Abstract: Background: Temozolomide (TMZ) is an oral alkylating agent that has demonstrated objective activity and an acceptable toxicity profile for the treatment of recurrent high-grade gliomas in phase II trials. Only limited information is available on the activity and toxicity of TMZ when prescribed outside a clinical trial. Methods: We conducted a retrospective study to evaluate the activity and safety of TMZ that was prescribed for the treatment of recurrent glioma in the context of a compassionate use program in Belgium. Data were obtained on 117 adult patients (from 5 hospitals) who received TMZ as first or second line chemotherapy. The recommended starting dose of TMZ was 200 mg/m2 x5d q28d for chemonaïve patients and 150 mg/m2 x5d q28d for pretreated patients.

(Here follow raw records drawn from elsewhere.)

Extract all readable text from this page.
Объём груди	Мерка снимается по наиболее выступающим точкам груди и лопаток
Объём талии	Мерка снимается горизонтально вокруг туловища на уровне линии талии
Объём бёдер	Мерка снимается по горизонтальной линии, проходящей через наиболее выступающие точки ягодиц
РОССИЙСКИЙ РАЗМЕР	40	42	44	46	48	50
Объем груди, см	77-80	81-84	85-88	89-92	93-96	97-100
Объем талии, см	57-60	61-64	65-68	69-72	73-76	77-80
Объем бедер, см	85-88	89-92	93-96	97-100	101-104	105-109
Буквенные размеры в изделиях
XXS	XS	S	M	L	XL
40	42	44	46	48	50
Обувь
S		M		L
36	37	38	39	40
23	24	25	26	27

Results: Toxicity was generally mild although grade 3/4 toxicity was observed in 22 % of patients. Thrombocytopenia was the most frequent encountered toxicity (grade 3/4 in 17% of patients) and its occurrence was correlated with a starting dose of 200 mg/m²/d. The overall RR (CR + PR) was 29% and 34 % of patients achieved a SD. The median PFS was 104 days (95% CI 85-123) and the median OS was 215 days (95% CI 161-269). In multivariate analysis a “deep localization” of the glioma (as opposed to a cortico-subcortical localization) and the preceding history of a low-grade glioma were identified as independent prognostic variables with regard to TTP & OS. Administration of TMZ as first line chemotherapy was an independent prognostic variable for TTP only. Absence of disease progression at the end of TMZ cycle 3 was significantly correlated with a superior overall survival (landmark analysis, P<0.0001). Conclusions: This retrospective study indicates that the reported activity and toxicity profile of TMZ for the treatment of patients with recurrent glioma is reproducible outside the setting of a prospective clinical trial.